Welcoming Remarks
Vassar College Commencement
Sunday, May 27, 2018
Welcome Class of 2018. You made it!
And a warm welcome to the many friends and families who have gathered here to celebrate for the 154th time in Vassar’s history the momentous occasion of commencement.
I am delighted to be here with you in this beautiful location surrounded by friends and family to celebrate together. As we do so, we remember the thousands of people who have called this place home before we did—students and faculty most obviously but also Poughkeepsie residents over millennia. I want to take the time to acknowledge the Wappingers Peoples, the Lenape, and the Mohicans—the original peoples of this place and who are still here today, on whose land we gratefully gather.
In my first year here, I have enjoyed asking many different people what Vassar has been like for them—to this question, I get a range of answers. But nearly all agree on one thing: Vassar has been transformative.
Do you remember the first events that made you realize “I am at Vassar”? I am not referring to just physically living somewhere new. Rather, I am talking about when you realized: “I am at Vassar, and it is getting into me; it is changing me; I am becoming something new.”
I remember my first “I am at Vassar and I am something new” moment vividly. It was one lovely evening early in the fall on the quad. I was told about “fire show” where students perform acrobatics and juggle flames. This seemed charming and interesting so my husband John and I decided to go. We sat with many others on the grass to watch.
About half way through the show, as darkness fell thick over the quad, several student performers appeared with huge torches. They came to the front of the crowd sitting on the grass and started to juggle the fire…to many “oohs and ahhs” from their audience. And then without any warning, the student performers touched the torches to the ground, and lit the whole place on fire! I was catching my breath in disbelief, when Professor Paul Ruud in his dry wit leaned back to me and said, “have you paid the college’s insurance?”
The fire subsided, no one was hurt, and most of my experience was entertainment and learning. But there was that other part deposited in me—recognizing how experimental and challenging Vassar was, and then recognizing who I was in this place—the president, who enjoys the folly but also has to keep the long-view in mind, and….pay the bills. So, it was a “growing up” moment for me.
Growing up. How did that happen for you, at Vassar?
I have noticed that Vassar encourages the finding of one’s voice. This is not a quick or easy process. The Vassar education exposes students to a diversity of thought and with it a social norm of experimentation: try it, free yourself from what you may have thought before, and try something new. In other words, learn. Of course, learning is messy.
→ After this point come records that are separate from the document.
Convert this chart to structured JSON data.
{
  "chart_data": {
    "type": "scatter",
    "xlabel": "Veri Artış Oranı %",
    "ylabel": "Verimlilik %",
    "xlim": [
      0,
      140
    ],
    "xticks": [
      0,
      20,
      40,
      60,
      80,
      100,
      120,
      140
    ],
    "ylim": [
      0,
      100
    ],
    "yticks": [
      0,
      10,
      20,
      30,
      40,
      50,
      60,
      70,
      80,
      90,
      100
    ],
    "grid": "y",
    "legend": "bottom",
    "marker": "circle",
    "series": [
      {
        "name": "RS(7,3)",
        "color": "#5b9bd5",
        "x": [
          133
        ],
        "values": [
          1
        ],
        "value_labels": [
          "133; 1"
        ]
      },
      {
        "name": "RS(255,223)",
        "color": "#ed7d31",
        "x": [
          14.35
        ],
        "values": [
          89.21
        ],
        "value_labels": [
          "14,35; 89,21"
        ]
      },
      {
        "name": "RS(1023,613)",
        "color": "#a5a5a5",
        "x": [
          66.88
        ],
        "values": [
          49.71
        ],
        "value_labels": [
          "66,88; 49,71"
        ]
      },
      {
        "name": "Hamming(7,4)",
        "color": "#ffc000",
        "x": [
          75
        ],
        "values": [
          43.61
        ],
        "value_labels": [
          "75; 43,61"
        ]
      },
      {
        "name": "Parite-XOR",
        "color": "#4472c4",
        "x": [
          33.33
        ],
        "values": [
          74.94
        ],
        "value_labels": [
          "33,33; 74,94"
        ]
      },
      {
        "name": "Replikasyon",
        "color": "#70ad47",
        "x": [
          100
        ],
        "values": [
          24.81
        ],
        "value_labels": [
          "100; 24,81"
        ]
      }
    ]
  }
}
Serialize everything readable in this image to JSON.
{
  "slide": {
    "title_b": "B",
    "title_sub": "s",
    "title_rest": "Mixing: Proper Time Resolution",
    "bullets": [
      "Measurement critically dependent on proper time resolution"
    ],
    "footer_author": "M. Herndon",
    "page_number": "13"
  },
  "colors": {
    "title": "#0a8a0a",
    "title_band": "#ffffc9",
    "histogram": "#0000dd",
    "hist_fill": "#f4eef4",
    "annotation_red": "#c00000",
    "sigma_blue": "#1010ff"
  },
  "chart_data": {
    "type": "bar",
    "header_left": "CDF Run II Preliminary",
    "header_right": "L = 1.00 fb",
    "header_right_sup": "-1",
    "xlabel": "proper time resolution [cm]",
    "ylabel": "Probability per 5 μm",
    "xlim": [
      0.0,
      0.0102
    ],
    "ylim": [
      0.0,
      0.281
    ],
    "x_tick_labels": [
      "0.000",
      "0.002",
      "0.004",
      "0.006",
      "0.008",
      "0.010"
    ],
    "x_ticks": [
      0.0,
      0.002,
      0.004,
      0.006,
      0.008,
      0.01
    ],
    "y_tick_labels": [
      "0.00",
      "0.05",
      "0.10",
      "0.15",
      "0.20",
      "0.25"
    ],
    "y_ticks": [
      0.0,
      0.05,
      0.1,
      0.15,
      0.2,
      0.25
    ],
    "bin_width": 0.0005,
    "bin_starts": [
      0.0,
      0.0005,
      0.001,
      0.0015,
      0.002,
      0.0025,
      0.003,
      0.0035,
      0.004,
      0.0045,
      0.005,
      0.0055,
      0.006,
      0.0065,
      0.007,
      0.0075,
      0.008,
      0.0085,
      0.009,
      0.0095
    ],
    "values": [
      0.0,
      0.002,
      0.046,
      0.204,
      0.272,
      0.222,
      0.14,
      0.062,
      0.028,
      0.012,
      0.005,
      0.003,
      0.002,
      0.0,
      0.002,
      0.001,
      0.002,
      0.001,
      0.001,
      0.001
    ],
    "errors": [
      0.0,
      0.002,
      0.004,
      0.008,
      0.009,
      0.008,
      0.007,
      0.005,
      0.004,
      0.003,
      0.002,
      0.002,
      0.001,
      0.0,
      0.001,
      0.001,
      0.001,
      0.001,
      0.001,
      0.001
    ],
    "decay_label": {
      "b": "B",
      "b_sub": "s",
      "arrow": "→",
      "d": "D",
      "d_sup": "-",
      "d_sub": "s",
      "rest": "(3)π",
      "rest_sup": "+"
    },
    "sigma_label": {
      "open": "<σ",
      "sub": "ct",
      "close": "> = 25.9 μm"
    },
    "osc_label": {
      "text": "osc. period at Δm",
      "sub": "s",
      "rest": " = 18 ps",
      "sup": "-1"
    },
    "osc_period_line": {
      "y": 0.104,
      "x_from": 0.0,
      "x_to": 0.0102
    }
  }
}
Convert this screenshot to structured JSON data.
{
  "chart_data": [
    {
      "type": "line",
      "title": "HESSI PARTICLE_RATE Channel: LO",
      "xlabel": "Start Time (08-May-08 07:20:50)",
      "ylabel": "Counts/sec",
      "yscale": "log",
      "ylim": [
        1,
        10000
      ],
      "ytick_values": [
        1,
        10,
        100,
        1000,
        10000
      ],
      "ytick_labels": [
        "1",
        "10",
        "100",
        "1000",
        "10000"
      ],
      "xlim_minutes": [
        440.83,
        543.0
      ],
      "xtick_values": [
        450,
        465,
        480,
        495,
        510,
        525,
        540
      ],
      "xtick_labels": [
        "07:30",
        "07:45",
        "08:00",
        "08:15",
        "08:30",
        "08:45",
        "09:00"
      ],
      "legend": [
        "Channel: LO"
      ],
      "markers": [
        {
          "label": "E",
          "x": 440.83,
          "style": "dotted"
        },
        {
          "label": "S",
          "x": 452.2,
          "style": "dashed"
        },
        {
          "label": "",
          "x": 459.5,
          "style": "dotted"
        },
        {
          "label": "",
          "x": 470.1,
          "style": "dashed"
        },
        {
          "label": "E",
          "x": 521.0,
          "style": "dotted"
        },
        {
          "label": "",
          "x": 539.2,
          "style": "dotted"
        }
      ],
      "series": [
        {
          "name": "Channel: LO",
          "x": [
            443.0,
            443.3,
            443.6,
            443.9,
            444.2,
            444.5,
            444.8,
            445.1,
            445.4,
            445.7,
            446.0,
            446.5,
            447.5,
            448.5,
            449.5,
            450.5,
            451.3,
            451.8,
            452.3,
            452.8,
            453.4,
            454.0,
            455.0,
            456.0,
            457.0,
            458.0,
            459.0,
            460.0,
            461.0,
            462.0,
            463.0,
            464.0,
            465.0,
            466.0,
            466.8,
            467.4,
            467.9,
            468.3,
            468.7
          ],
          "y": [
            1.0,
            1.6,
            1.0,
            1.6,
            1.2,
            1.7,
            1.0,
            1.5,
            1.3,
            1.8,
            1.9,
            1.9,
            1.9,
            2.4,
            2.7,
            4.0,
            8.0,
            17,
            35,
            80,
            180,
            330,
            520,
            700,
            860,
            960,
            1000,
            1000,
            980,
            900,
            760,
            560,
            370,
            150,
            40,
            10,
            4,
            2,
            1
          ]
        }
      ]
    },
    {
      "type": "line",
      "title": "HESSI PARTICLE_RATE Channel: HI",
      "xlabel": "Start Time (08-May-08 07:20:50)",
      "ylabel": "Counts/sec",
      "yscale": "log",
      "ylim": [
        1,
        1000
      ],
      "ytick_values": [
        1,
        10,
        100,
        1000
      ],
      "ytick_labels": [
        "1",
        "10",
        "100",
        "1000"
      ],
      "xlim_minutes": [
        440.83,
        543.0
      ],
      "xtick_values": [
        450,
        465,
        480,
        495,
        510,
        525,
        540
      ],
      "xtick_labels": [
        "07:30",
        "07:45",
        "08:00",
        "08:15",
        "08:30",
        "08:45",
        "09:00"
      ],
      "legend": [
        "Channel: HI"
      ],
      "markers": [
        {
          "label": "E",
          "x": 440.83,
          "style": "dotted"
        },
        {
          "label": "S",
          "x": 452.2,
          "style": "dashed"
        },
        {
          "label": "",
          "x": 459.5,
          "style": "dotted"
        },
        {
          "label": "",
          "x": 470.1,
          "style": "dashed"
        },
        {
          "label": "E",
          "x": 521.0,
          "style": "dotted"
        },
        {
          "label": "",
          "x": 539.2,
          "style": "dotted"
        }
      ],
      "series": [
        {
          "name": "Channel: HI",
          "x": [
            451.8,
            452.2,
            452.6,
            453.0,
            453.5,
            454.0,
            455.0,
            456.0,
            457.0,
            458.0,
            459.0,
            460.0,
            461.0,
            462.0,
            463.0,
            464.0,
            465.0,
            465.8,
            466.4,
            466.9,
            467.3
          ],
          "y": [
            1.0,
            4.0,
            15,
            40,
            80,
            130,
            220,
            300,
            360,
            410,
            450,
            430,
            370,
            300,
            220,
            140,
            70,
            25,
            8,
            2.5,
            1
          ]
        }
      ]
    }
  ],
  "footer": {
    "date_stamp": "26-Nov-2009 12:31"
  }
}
Think again about the person you were when you arrived. Since then, you have probably inhabited multiple, even contradictory, stances before you found your own. And Vassar has given you the time, the space, and the social environment for that work to be done, so that out of that messiness could emerge a greater sense of self, and your authentic voice.
But Vassar has stretched you beyond finding your own voice. It has brought you face to face with difference. And we struggle with what to do with “other.” While assimilation or segregation might be easy, we are working at engaged pluralism where we see others’ difference as a part of our own holism. This opportunity to confront difference may not always have felt like a gift; and the burdens and benefits of our diversity have not always been equally shared. But to have earned the Vassar degree bestowed today shows that you have stayed with it, you have been resilient as a person and as a community, and you have prevailed in spite of enormous challenge.
My belief is that this painstaking work of engaged pluralism helps forge two assets, which together make for a meaningful life and a life that contributes positively to society.
The first of these assets is imagination—seeing something different sparks our imaginations. What would it be like if I lived the way that another person does? What if I see myself through someone else’s lens? What could we co-create that might make us both better off? How might we unlock our disagreements and find a new way of being?
And the second of these assets is empathy. I hope that your experience at Vassar has embedded in you the ability to be empathic when confronted with people of differing beliefs, identities, and worldviews. To not just tolerate difference, but to engage and flourish within a diverse world. Being this way in the world requires muscle memory, which is built through practice. We have started that lifelong work here together.
As you leave today, I hope you will continue to be courageous in the face of difference and choose inclusion and embrace. When challenged by views that diverge from your own, it can be easy to assume that your own newly forged, independent voice—the one you worked so hard here to develop—is your greatest asset. But when much is at stake, our words often fail. In such times, you will do well to call forth your other assets—your imagination and empathy. They will be essential in building a vibrant community wherever you may live. These assets will also support you in tackling your own new set of responsibilities. You will need to pay your own bills—but more broadly, the work of putting your pluralist values into action across the country and the globe is now upon you.
Take a moment and look around to your left and to your right. Note our differences—visible and invisible. And feel the community you made while you were here at Vassar. Feel the community we are making at this very moment. The future is open and waiting to welcome you, Class of 2018, into the journey ahead. We are all so proud of you. Congratulations.